Immersive theatre doesn’t get much more immersive than BaseCampone of the latest offerings from Fever Dream Theatre.  BaseCamp is a play, nominally about climbing, performed within two externally-pitched tents, with viewers sitting Bedouin-style on ground cushions.

On arrival, the audience is split into two (couples and those in groups are separated), with each half following one of two unnamed, female, rucksack-clad climbers into their respective tent. There is some obvious unresolved tension between this pair and their behaviour is markedly different. One is upbeat, verbose and enthusiastic, in contrast with her more laconic and morose partner. This unnamed duo have been partners/ rivals all their lives, and are about to embark upon a challenging mountain ascent.

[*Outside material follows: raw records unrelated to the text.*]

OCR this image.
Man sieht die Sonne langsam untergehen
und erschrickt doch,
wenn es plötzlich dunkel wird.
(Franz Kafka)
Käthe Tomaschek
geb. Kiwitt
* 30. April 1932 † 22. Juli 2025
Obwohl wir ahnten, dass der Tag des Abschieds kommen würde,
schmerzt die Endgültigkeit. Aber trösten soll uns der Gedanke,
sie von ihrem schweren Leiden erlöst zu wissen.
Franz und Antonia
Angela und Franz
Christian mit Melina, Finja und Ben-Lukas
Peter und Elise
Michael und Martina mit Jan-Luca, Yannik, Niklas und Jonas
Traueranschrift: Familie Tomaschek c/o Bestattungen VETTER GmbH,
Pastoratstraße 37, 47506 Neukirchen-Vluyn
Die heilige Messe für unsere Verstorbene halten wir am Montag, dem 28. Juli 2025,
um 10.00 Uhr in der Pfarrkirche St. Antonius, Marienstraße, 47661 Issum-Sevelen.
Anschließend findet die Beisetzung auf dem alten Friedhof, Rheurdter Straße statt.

It’s clear from the outset that this is effectively a performance of two related, but subtly different, plays; leading the viewer to wonder what’s being said on the other side of the camp. Each climber chatters to her assembled audience, a monologue discussing both the relationship with her rival in the fellow tent and some recent dramatic events. These soliloquies are performed well, but at times feel slightly unnatural, given their length and the lack of audience participation in the conversation. A link with the ‘other’ tent is maintained with occasional bursts from a walkie-talkie and at one point, an intrusion, but the interaction between the two actors is fairly limited.  The action is reported, rather than experienced first-hand.

By using this interesting two-tent device, writer Jonathon Carr is seeking to show how individuals can reach drastically differing conclusions from the same course of events. It’s a clever concept, but in order to work effectively, the denouement relies on some post play discussion between the occupants of each tent.  The experience would be somewhat diminished for a solo playgoer who has only experienced one side of the story.

Nevertheless, BaseCamp offers a very different, unconventional and thought-provoking theatrical experience. This is what the Edinburgh Fringe is all about.